L’Italia apre in modo netto ai biocarburanti e prova a ritagliarsi un ruolo da protagonista in Europa. Nel futuro dell’auto ora i vertici istituzionali non parlano più solo di elettrico, ma la narrativa si allarga ad altre possibilità finora rimaste in secondo piano. A segnare il cambio di passo è il decreto pubblicato in Gazzetta Ufficiale il 12 novembre 2025, in cui l’omologazione e l’installazione dei sistemi che permettono ai motori diesel di utilizzare biocarburanti viene regolamentata in modo preciso.
Uno sguardo a una transizione energetica diversa, variegata e accessibile, senza la necessità di rivoluzionare il parco circolante, che rimane uno dei più anziani d’Europa.
Cosa dice il decreto
Il provvedimento in questione è il Decreto ministeriale del 2 ottobre 2025, pubblicato ufficialmente il 12 novembre, il quale regola le “procedure per l’omologazione e l’installazione di sistemi di trasformazione su veicoli a motore ad accensione spontanea per consentire l’utilizzo di biocarburanti nel sistema di propulsione originale”. In altre parole permette ai motori diesel di essere modificati, ovviamente nel rispetto delle norme tecniche, per funzionare con biocarburanti come l’HVO (olio vegetale idrotrattato) o altre alternative avanzate.
Il punto chiave è che si parla di veicoli già circolanti, non solo di nuovi modelli. Significa che chi possiede un diesel — dal privato che usa l’auto ogni giorno agli operatori dei mezzi pesanti — potrà installare un kit omologato e continuare a utilizzare il proprio mezzo riducendo drasticamente le emissioni. Un passo considerato strategico anche da Eni, che negli ultimi anni ha investito nelle bioraffinerie di Gela e Porto Marghera.
Una novità culturale
Il decreto rappresenta un cambio culturale profondo. Per anni il dibattito sulla mobilità sostenibile si è polarizzato: elettrico da una parte, motori termici dall’altra. L’apertura italiana ai biocarburanti rimette in gioco un terzo percorso, ibrido non nel powertrain, ma nella filosofia. Per la Commissione europea i biocarburanti avanzati rientrano tra le soluzioni riconosciute per abbattere la CO₂, soprattutto se provenienti da scarti, residui agricoli e materie prime non in competizione con la filiera alimentare.

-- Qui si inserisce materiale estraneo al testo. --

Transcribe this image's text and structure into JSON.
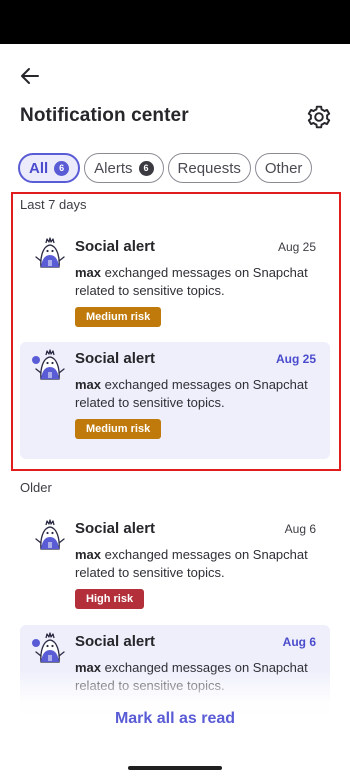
{
  "header": {
    "title": "Notification center",
    "back_icon": "arrow-left-icon",
    "settings_icon": "gear-icon"
  },
  "tabs": [
    {
      "label": "All",
      "count": "6",
      "active": true
    },
    {
      "label": "Alerts",
      "count": "6",
      "active": false
    },
    {
      "label": "Requests",
      "count": "",
      "active": false
    },
    {
      "label": "Other",
      "count": "",
      "active": false
    }
  ],
  "sections": {
    "recent": "Last 7 days",
    "older": "Older"
  },
  "notifications": [
    {
      "title": "Social alert",
      "date": "Aug 25",
      "user": "max",
      "message": " exchanged messages on Snapchat related to sensitive topics.",
      "risk": "Medium risk",
      "risk_color": "#c07a0b",
      "unread": false
    },
    {
      "title": "Social alert",
      "date": "Aug 25",
      "user": "max",
      "message": " exchanged messages on Snapchat related to sensitive topics.",
      "risk": "Medium risk",
      "risk_color": "#c07a0b",
      "unread": true
    },
    {
      "title": "Social alert",
      "date": "Aug 6",
      "user": "max",
      "message": " exchanged messages on Snapchat related to sensitive topics.",
      "risk": "High risk",
      "risk_color": "#b3303a",
      "unread": false
    },
    {
      "title": "Social alert",
      "date": "Aug 6",
      "user": "max",
      "message": " exchanged messages on Snapchat related to sensitive topics.",
      "risk": "",
      "risk_color": "",
      "unread": true
    }
  ],
  "footer": {
    "mark_all_label": "Mark all as read"
  },
  "colors": {
    "accent": "#5a5cd6",
    "highlight_border": "#e01c1c",
    "unread_bg": "#efeffb"
  }
}
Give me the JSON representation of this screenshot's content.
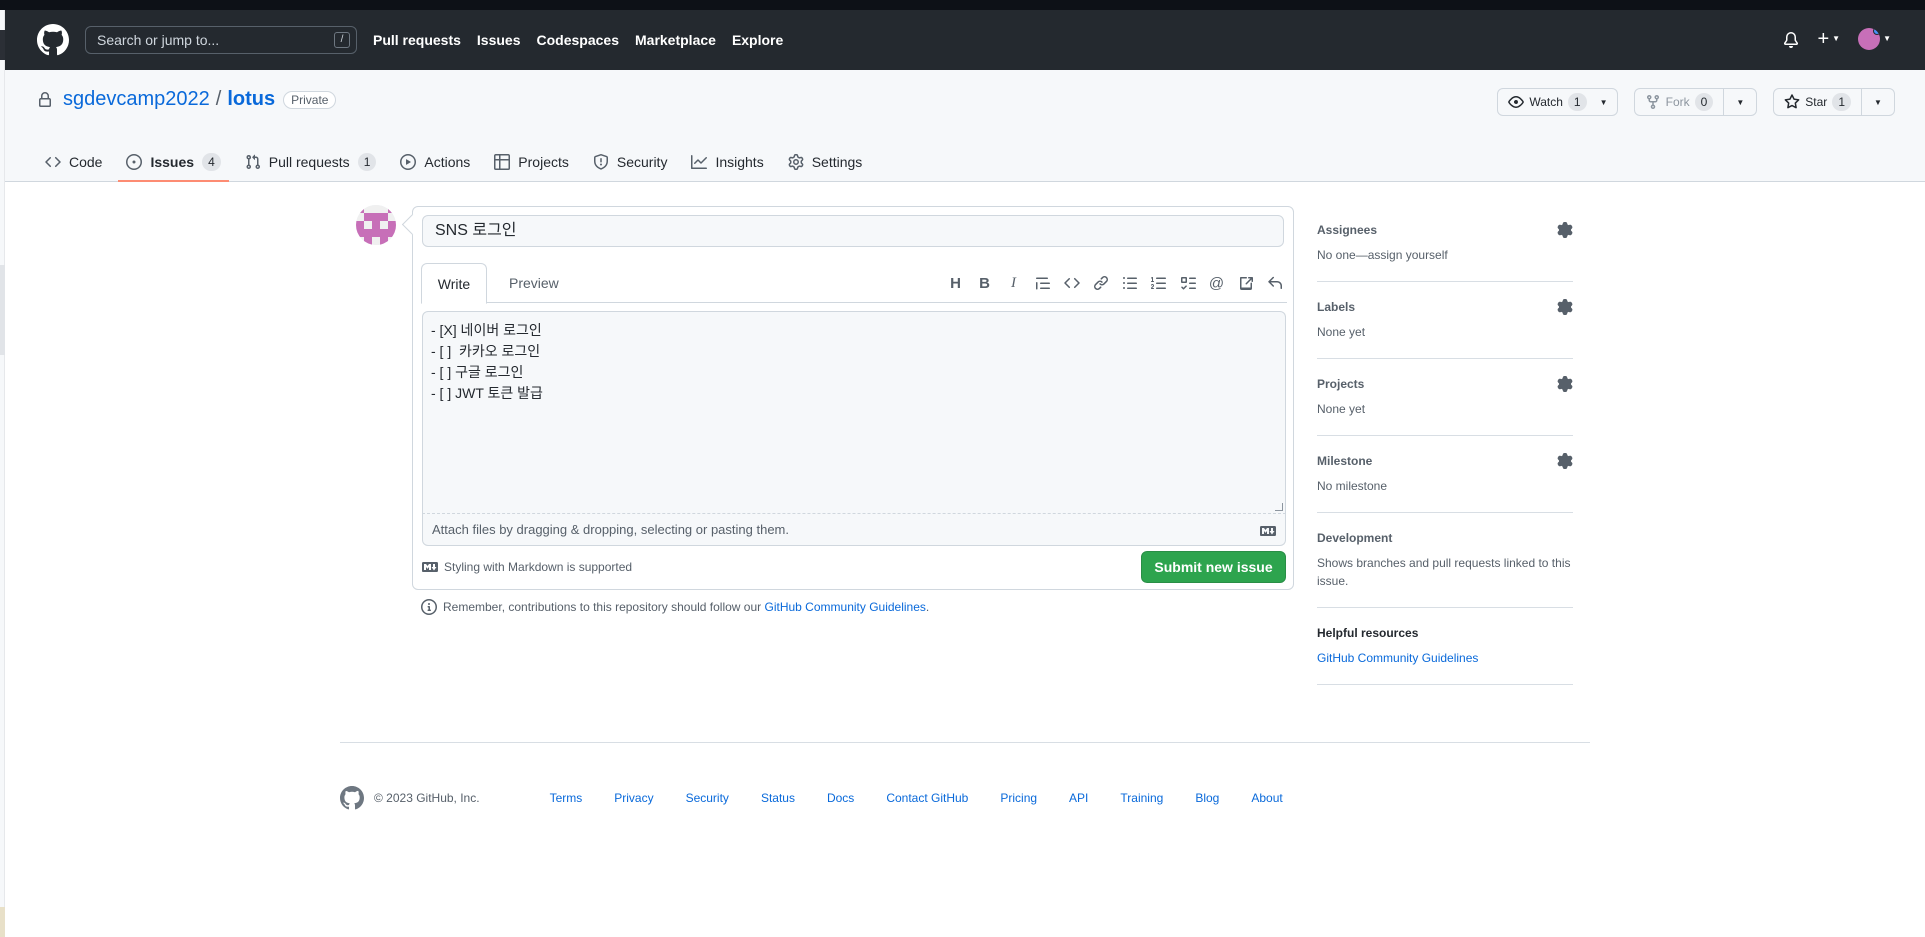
{
  "header": {
    "search_placeholder": "Search or jump to...",
    "search_shortcut": "/",
    "nav": [
      "Pull requests",
      "Issues",
      "Codespaces",
      "Marketplace",
      "Explore"
    ],
    "plus_label": "+"
  },
  "repo": {
    "owner": "sgdevcamp2022",
    "separator": "/",
    "name": "lotus",
    "visibility": "Private",
    "watch": {
      "label": "Watch",
      "count": "1"
    },
    "fork": {
      "label": "Fork",
      "count": "0"
    },
    "star": {
      "label": "Star",
      "count": "1"
    }
  },
  "tabs": [
    {
      "label": "Code"
    },
    {
      "label": "Issues",
      "count": "4"
    },
    {
      "label": "Pull requests",
      "count": "1"
    },
    {
      "label": "Actions"
    },
    {
      "label": "Projects"
    },
    {
      "label": "Security"
    },
    {
      "label": "Insights"
    },
    {
      "label": "Settings"
    }
  ],
  "issue": {
    "title_value": "SNS 로그인",
    "write_tab": "Write",
    "preview_tab": "Preview",
    "body_lines": [
      "- [X] 네이버 로그인",
      "- [ ]  카카오 로그인",
      "- [ ] 구글 로그인",
      "- [ ] JWT 토큰 발급"
    ],
    "attach_text": "Attach files by dragging & dropping, selecting or pasting them.",
    "markdown_note": "Styling with Markdown is supported",
    "submit_label": "Submit new issue",
    "guidelines_prefix": "Remember, contributions to this repository should follow our",
    "guidelines_link": "GitHub Community Guidelines",
    "guidelines_suffix": "."
  },
  "sidebar": {
    "assignees": {
      "title": "Assignees",
      "value": "No one—assign yourself"
    },
    "labels": {
      "title": "Labels",
      "value": "None yet"
    },
    "projects": {
      "title": "Projects",
      "value": "None yet"
    },
    "milestone": {
      "title": "Milestone",
      "value": "No milestone"
    },
    "development": {
      "title": "Development",
      "value": "Shows branches and pull requests linked to this issue."
    },
    "helpful": {
      "title": "Helpful resources",
      "value": "GitHub Community Guidelines"
    }
  },
  "footer": {
    "copyright": "© 2023 GitHub, Inc.",
    "links": [
      "Terms",
      "Privacy",
      "Security",
      "Status",
      "Docs",
      "Contact GitHub",
      "Pricing",
      "API",
      "Training",
      "Blog",
      "About"
    ]
  },
  "colors": {
    "header_bg": "#24292f",
    "link": "#0969da",
    "submit": "#2da44e",
    "tab_underline": "#fd8c73"
  }
}
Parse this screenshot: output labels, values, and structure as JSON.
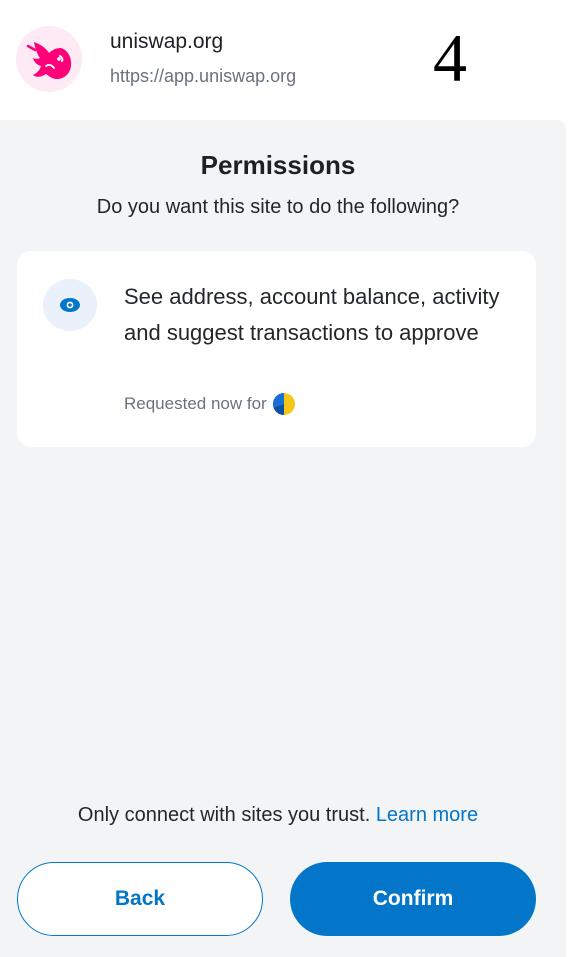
{
  "site": {
    "name": "uniswap.org",
    "url": "https://app.uniswap.org",
    "logo_icon": "uniswap-unicorn-icon"
  },
  "step_number": "4",
  "permissions": {
    "title": "Permissions",
    "subtitle": "Do you want this site to do the following?",
    "items": [
      {
        "icon": "eye-icon",
        "text": "See address, account balance, activity and suggest transactions to approve",
        "requested": "Requested now for"
      }
    ]
  },
  "footer": {
    "trust_text": "Only connect with sites you trust.",
    "learn_more": "Learn more",
    "back_label": "Back",
    "confirm_label": "Confirm"
  },
  "colors": {
    "accent": "#0376c9",
    "logo_pink": "#ff007a",
    "background": "#f2f4f6"
  }
}
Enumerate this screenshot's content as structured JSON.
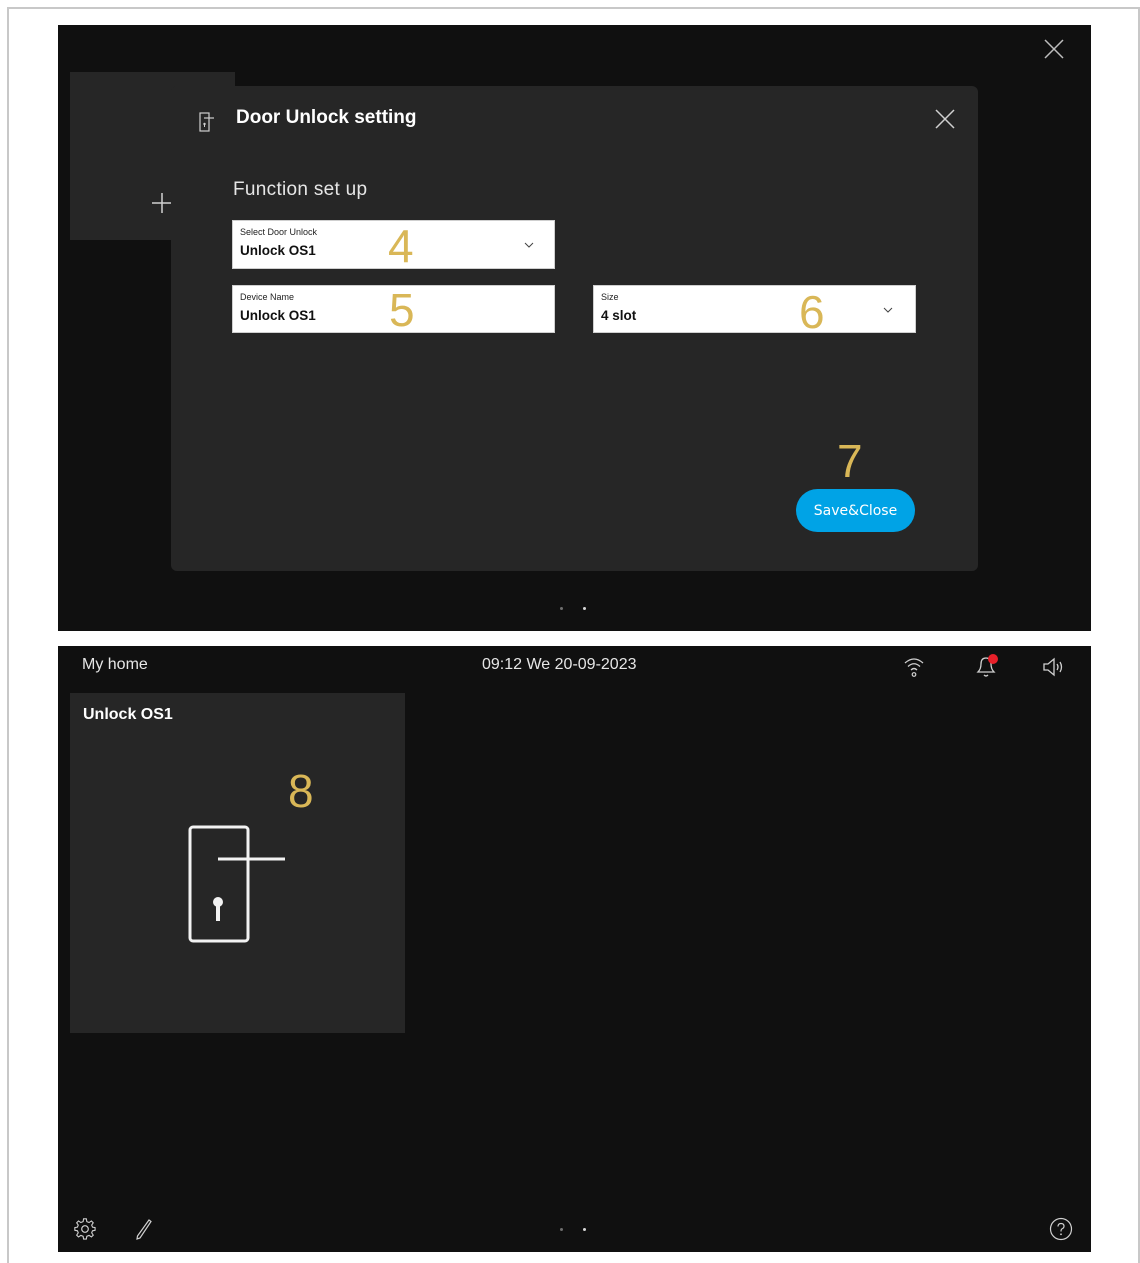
{
  "dialog": {
    "title": "Door Unlock setting",
    "section_title": "Function set up",
    "select_door_unlock": {
      "label": "Select Door Unlock",
      "value": "Unlock OS1"
    },
    "device_name": {
      "label": "Device Name",
      "value": "Unlock OS1"
    },
    "size": {
      "label": "Size",
      "value": "4 slot"
    },
    "save_close_label": "Save&Close"
  },
  "annotations": [
    "4",
    "5",
    "6",
    "7",
    "8"
  ],
  "status_bar": {
    "home_label": "My home",
    "datetime": "09:12  We 20-09-2023"
  },
  "tile": {
    "title": "Unlock OS1"
  },
  "icons": {
    "top_close": "close-icon",
    "add_tile": "plus-icon",
    "dialog_icon": "door-unlock-icon",
    "dialog_close": "close-icon",
    "dropdown": "chevron-down-icon",
    "wifi": "wifi-icon",
    "notifications": "bell-icon",
    "volume": "speaker-icon",
    "tile_icon": "door-handle-icon",
    "settings": "gear-icon",
    "edit": "pencil-icon",
    "help": "help-icon"
  },
  "colors": {
    "accent": "#00a3e6",
    "annotation": "#d9b757",
    "notification_dot": "#e8202a",
    "background": "#101010",
    "panel": "#262626"
  }
}
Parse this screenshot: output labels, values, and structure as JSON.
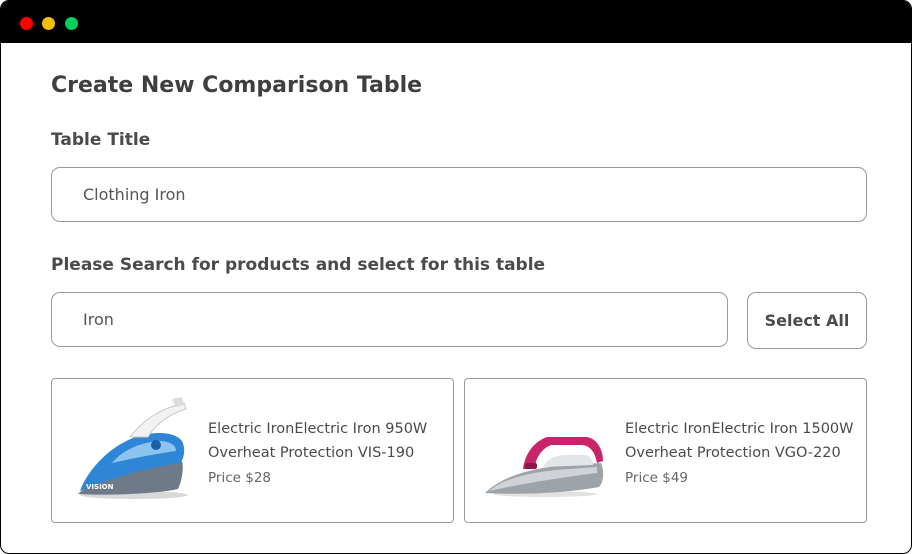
{
  "window": {
    "controls": [
      "close",
      "minimize",
      "maximize"
    ]
  },
  "page": {
    "heading": "Create New Comparison Table"
  },
  "table_title": {
    "label": "Table Title",
    "value": "Clothing Iron"
  },
  "search": {
    "label": "Please Search for products and select for this table",
    "value": "Iron"
  },
  "select_all_label": "Select All",
  "products": [
    {
      "name": "Electric IronElectric Iron 950W Overheat Protection VIS-190",
      "price": "Price $28",
      "image_icon": "blue-steam-iron"
    },
    {
      "name": "Electric IronElectric Iron 1500W Overheat Protection VGO-220",
      "price": "Price $49",
      "image_icon": "pink-dry-iron"
    }
  ],
  "colors": {
    "close": "#ff0000",
    "minimize": "#f4c000",
    "maximize": "#00d060",
    "iron_blue": "#2f86d6",
    "iron_pink": "#c8246a"
  }
}
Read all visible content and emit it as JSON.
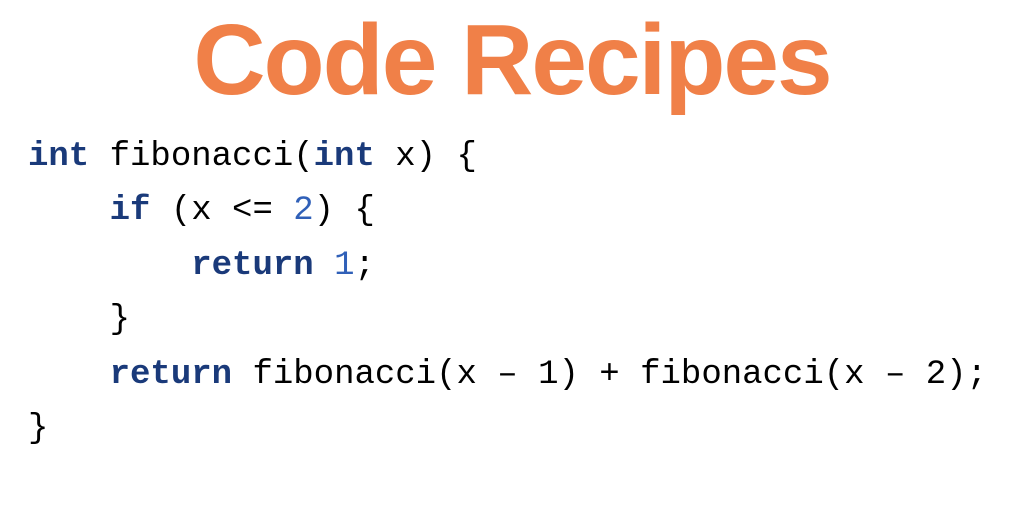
{
  "title": "Code Recipes",
  "code": {
    "l1_kw1": "int",
    "l1_fn": " fibonacci(",
    "l1_kw2": "int",
    "l1_rest": " x) {",
    "l2_indent": "    ",
    "l2_kw": "if",
    "l2_rest_a": " (x <= ",
    "l2_num": "2",
    "l2_rest_b": ") {",
    "l3_indent": "        ",
    "l3_kw": "return",
    "l3_sp": " ",
    "l3_num": "1",
    "l3_semi": ";",
    "l4_indent": "    ",
    "l4_brace": "}",
    "l5_indent": "    ",
    "l5_kw": "return",
    "l5_rest": " fibonacci(x – 1) + fibonacci(x – 2);",
    "l6": "}"
  }
}
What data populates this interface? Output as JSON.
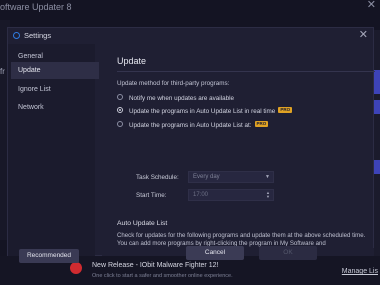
{
  "background": {
    "title": "oftware Updater 8",
    "left_text": "fr",
    "bottom": {
      "title": "New Release - IObit Malware Fighter 12!",
      "subtitle": "One click to start a safer and smoother online experience.",
      "link": "Manage Lis"
    }
  },
  "dialog": {
    "title": "Settings",
    "sidebar": {
      "items": [
        {
          "label": "General"
        },
        {
          "label": "Update"
        },
        {
          "label": "Ignore List"
        },
        {
          "label": "Network"
        }
      ],
      "recommended_label": "Recommended"
    },
    "main": {
      "heading": "Update",
      "method_label": "Update method for third-party programs:",
      "options": [
        {
          "label": "Notify me when updates are available",
          "pro": false,
          "selected": false
        },
        {
          "label": "Update the programs in Auto Update List in real time",
          "pro": true,
          "selected": true
        },
        {
          "label": "Update the programs in Auto Update List at:",
          "pro": true,
          "selected": false
        }
      ],
      "pro_badge": "PRO",
      "schedule_label": "Task Schedule:",
      "schedule_value": "Every day",
      "start_label": "Start Time:",
      "start_value": "17:00",
      "auto_heading": "Auto Update List",
      "auto_text": "Check for updates for the following programs and update them at the above scheduled time. You can add more programs by right-clicking the program in My Software and"
    },
    "buttons": {
      "cancel": "Cancel",
      "ok": "OK"
    }
  },
  "colors": {
    "accent": "#2f7be0",
    "pro_badge": "#e0a224",
    "alert_icon": "#d02b30"
  }
}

L’Italia, che con l’elettrico fatica più di altri Paesi — per costi, infrastrutture e parco auto anziano — prova così a costruire una transizione realistica, accessibile e tecnologicamente già pronta. È un segnale politico e industriale: la decarbonizzazione non può passare da una sola tecnologia. E il fatto che il nostro Paese sia il primo in Europa a muoversi su questa strada lo conferma.
Una svolta per i mezzi pesanti
Il settore che potrebbe beneficiare di più è quello dei trasporti pesanti, storicamente complesso da elettrificare. Autobus, camion, mezzi pubblici: tutto ciò che oggi non può fermarsi per ore in ricarica potrebbe ridurre drasticamente le emissioni senza cambiare l’intero sistema logistico. L’utilizzo dei biocarburanti avanzati permette infatti:
- una drastica riduzione di emissioni di CO₂ rispetto al diesel tradizionale;
- zero modifiche all’autonomia o ai tempi di rifornimento;
- costi d’ingresso inferiori rispetto a un’alternativa elettrica o ibrida;
- una scelta sostenibile e responsabile nel non creare rifiuti di auto ancora funzionanti.
Per il trasporto pubblico locale, spesso bloccato da bilanci ridotti e mezzi con oltre 10 anni di servizio, questa soluzione potrebbe davvero rappresentare una boccata d’aria. Lo stesso discorso vale per le flotte aziendali e la logistica dell’ultimo miglio.